Tiene que ser muy bonito morir sano.
Sándor Márai
EMEEQUIS.– Hay quienes no creen en las casualidades; dicen que todo pasa por algo. Yo ni creo ni descreo (¿existe esta palabra?), pero hace unos días, algunos astros se pusieron de acuerdo. Les cuento: hablé con una amiga que, como casi todos, lleva más de 90 días encerrada en un departamento muy pequeño, sola. Me llamó pues tiene varios síntomas de coronavirus (me los repitió, tres veces, uno por uno) y me dijo: si me pongo grave y llega el momento en que me tengan que hospitalizar, prefiero suicidarme a morirme ahogada, asfixiada.

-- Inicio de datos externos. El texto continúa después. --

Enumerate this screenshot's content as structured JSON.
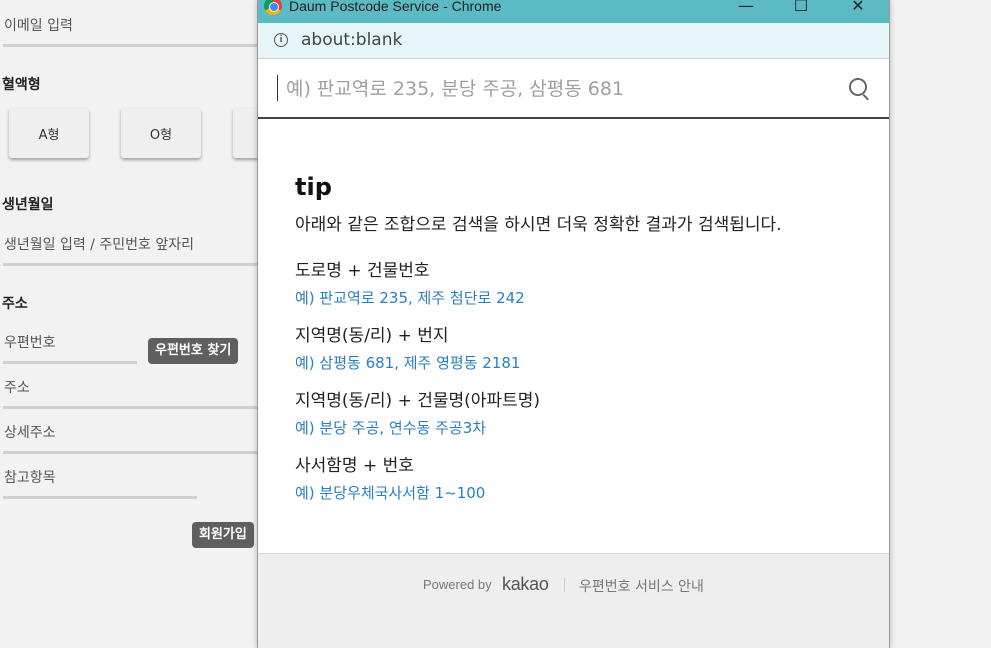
{
  "form": {
    "email_placeholder": "이메일 입력",
    "blood_label": "혈액형",
    "blood_options": [
      "A형",
      "O형"
    ],
    "birth_label": "생년월일",
    "birth_placeholder": "생년월일 입력 / 주민번호 앞자리",
    "address_label": "주소",
    "zipcode_placeholder": "우편번호",
    "find_zipcode_button": "우편번호 찾기",
    "address_placeholder": "주소",
    "detail_address_placeholder": "상세주소",
    "reference_placeholder": "참고항목",
    "signup_button": "회원가입"
  },
  "popup": {
    "window_title": "Daum Postcode Service - Chrome",
    "controls": {
      "minimize": "—",
      "maximize": "☐",
      "close": "✕"
    },
    "url": "about:blank",
    "search_placeholder": "예) 판교역로 235, 분당 주공, 삼평동 681",
    "tip": {
      "title": "tip",
      "description": "아래와 같은 조합으로 검색을 하시면 더욱 정확한 결과가 검색됩니다.",
      "items": [
        {
          "head": "도로명 + 건물번호",
          "example": "예) 판교역로 235,  제주 첨단로 242"
        },
        {
          "head": "지역명(동/리) + 번지",
          "example": "예) 삼평동 681,  제주 영평동 2181"
        },
        {
          "head": "지역명(동/리) + 건물명(아파트명)",
          "example": "예) 분당 주공,  연수동 주공3차"
        },
        {
          "head": "사서함명 + 번호",
          "example": "예) 분당우체국사서함 1~100"
        }
      ]
    },
    "footer": {
      "powered_by": "Powered by",
      "brand": "kakao",
      "service_guide": "우편번호 서비스 안내"
    }
  },
  "colors": {
    "titlebar": "#5bbac3",
    "addressbar": "#e6f6f8",
    "example_link": "#2a7fc1",
    "dark_button": "#5f5f5f"
  }
}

Entonces, nos pusimos a hablar sobre el suicidio, un tema que sigue siendo tabú. Yo le conté que en las notas de mi celular, precisamente bajo el título de “Suicidio”, tengo la receta de qué combinación de pastillas tomar para encontrar, el día que yo lo decida, una muerte ni sangrienta ni dolorosa. No soy depresiva y tampoco deseo quitarme la vida, pero uno nunca sabe si el futuro nos espera con una enfermedad progresiva e incurable o con un Alzheimer que nos convertirá en otra persona.
Al colgar con ella, fui hacia mi librero pues en estos días “pandémicos”, he estado releyendo mis novelas favoritas. Hoy me tocaba El último encuentro, de Sándor Márai. Lo llevé a mi recámara donde está el sillón más cómodo de mi casa, al lado de una ventana (por donde entra una luz generosa) y una mesita (para poner mis lápices con los que subrayo y mi vaso de whisky en las rocas). Al abrir el libro, encontré una fotografía de Armando Vega Gil y yo, el día que nos conocimos. No me pregunten qué hacía ahí, pero no es raro: acostumbro guardar papeles, notas y hasta dinero dentro de los libros que leo en ese momento y, claro, después olvido sacar las cosas. El músico y escritor se suicidó hace un año y casi cuatro meses. Desde entonces, no lo he dejado de extrañar y de cuestionar su decisión. Pasé mucho tiempo dividida entre la furia y la culpa… hasta que aprendí a respetar su elección. Armando decidió colgarse de un árbol a unas tres cuadras del departamento que habitaba; Sándor Márai, en cambio, se metió un tiro en la cabeza en su casa de San Diego, en 1989, apenas unos meses antes de que cayera el muro de Berlín y, con él, comenzara a derrumbarse el comunismo; una de las formas del totalitarismo que él tanto aborrecía. La foto de un suicida dentro del libro de otro suicida…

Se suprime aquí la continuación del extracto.